# Poison Alerts!!!!



## MaidenScotland (Jun 6, 2009)

[CAttention to everyone,
There is an POISON-ALARM in Hurghada!!!
ATTENTION TO EVERYONE

The government layed out about 20kg of chicken meat and meat with Poisson.So please if you find anything like this in the street like this,pick it up and best would be to burn it to be on the save side that no dog,cat or even child can touch it.


----------



## Whitedesert (Oct 9, 2011)

MaidenScotland said:


> [CAttention to everyone,
> There is an POISON-ALARM in Hurghada!!!
> ATTENTION TO EVERYONE
> 
> The government layed out about 20kg of chicken meat and meat with Poisson.So please if you find anything like this in the street like this,pick it up and best would be to burn it to be on the save side that no dog,cat or even child can touch it.

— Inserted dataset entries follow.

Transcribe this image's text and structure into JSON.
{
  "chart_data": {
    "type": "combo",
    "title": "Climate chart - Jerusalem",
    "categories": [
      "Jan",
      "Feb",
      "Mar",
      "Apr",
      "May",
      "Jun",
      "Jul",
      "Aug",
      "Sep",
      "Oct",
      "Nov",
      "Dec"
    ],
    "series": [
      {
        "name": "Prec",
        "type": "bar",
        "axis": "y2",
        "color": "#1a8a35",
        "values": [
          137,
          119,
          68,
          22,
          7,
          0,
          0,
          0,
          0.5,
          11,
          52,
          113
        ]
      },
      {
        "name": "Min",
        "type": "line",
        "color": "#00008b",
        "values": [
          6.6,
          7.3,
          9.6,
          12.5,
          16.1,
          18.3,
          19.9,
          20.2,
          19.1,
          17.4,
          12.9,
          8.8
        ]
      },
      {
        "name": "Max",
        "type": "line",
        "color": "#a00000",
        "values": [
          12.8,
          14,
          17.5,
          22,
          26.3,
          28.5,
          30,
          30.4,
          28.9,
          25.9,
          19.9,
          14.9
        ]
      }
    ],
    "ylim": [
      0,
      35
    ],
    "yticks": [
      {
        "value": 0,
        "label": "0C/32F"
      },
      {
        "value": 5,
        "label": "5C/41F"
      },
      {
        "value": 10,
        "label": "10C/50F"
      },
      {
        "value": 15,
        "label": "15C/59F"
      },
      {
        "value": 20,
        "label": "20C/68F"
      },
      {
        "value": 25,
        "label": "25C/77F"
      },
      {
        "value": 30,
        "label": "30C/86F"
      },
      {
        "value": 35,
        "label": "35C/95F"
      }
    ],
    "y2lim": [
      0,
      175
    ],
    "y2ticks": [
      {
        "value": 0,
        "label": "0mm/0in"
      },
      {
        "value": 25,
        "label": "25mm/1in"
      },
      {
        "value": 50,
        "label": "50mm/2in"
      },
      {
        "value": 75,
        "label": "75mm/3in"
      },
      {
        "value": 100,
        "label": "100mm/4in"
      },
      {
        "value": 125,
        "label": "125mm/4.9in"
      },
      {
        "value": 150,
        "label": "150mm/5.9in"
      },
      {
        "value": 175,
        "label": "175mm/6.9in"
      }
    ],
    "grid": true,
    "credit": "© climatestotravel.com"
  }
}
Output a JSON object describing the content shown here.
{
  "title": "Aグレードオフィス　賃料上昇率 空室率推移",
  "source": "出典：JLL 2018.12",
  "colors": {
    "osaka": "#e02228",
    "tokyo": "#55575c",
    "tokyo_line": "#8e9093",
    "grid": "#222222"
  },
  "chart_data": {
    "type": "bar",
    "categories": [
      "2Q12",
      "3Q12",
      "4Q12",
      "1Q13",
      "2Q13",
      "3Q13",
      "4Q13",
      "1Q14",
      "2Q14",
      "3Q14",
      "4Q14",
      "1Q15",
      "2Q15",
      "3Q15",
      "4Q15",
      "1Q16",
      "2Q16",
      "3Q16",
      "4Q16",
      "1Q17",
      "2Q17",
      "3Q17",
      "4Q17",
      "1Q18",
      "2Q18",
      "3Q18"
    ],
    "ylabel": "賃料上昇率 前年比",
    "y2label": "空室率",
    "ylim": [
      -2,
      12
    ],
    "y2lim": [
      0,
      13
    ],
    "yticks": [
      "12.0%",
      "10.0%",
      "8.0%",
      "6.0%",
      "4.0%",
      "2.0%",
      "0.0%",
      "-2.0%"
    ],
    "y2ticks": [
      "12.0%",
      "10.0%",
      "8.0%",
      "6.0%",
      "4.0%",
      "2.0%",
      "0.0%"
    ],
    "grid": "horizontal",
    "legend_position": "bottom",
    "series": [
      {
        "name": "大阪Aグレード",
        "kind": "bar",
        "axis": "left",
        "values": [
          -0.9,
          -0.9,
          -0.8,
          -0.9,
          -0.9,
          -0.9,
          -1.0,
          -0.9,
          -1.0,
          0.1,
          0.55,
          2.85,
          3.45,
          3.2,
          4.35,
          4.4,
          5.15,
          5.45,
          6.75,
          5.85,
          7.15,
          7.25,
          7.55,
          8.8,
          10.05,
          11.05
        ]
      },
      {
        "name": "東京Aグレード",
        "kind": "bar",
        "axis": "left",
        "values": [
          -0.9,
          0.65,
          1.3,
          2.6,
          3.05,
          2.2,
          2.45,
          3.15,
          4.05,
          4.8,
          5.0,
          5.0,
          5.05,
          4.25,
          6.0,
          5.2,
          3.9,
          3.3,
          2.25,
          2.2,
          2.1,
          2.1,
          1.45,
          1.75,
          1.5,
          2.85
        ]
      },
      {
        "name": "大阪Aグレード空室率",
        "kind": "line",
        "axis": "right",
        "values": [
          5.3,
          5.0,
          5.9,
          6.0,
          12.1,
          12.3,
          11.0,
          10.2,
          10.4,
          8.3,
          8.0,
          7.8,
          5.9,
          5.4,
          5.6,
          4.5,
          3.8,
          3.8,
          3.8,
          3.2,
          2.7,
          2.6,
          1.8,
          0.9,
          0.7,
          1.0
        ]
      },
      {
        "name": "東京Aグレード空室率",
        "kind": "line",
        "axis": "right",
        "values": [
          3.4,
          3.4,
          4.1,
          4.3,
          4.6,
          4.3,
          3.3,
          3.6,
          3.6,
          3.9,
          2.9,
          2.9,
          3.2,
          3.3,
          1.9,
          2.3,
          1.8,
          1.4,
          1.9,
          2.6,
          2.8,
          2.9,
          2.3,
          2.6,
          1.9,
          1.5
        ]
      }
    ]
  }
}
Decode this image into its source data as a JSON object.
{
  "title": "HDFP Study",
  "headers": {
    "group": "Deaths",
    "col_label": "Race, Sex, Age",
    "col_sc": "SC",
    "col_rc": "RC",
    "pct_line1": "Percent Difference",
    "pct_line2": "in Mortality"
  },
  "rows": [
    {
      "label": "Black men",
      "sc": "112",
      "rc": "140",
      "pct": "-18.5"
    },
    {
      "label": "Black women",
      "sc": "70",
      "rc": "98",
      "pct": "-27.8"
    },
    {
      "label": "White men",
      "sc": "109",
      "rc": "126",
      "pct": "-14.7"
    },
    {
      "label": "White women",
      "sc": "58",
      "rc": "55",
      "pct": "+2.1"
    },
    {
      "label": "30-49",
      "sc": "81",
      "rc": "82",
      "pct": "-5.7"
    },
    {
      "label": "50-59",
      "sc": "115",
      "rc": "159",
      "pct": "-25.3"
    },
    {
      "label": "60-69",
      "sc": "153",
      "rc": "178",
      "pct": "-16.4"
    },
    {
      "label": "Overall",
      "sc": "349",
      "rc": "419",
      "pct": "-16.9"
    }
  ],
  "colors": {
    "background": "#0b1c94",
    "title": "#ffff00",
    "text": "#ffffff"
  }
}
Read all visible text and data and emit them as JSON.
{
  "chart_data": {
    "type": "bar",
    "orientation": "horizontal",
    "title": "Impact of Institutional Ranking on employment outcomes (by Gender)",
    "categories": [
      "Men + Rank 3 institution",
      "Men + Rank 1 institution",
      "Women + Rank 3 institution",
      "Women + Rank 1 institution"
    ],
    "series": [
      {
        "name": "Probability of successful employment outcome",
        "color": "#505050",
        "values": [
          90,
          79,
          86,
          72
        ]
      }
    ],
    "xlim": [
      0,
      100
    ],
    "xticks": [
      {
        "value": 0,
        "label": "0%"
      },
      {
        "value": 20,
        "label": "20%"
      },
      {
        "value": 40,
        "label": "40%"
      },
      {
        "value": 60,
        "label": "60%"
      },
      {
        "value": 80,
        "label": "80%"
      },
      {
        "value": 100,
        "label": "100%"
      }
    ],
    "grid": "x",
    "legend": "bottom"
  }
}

 Imagine the Major of Birmingham instructing something along these lines...I dont even think his subordinates would accept the assignement...


----------



## hurghadapat (Mar 26, 2010)

Whitedesert said:


> Imagine the Major of Birmingham instructing something along these lines...I dont even think his subordinates would accept the assignement...



Illegal in any case in the UK....even pest control officers in the UK are restricted as to what poisons they can use where this any chance at all of the general public coming into contact....egypt they use strychnine


----------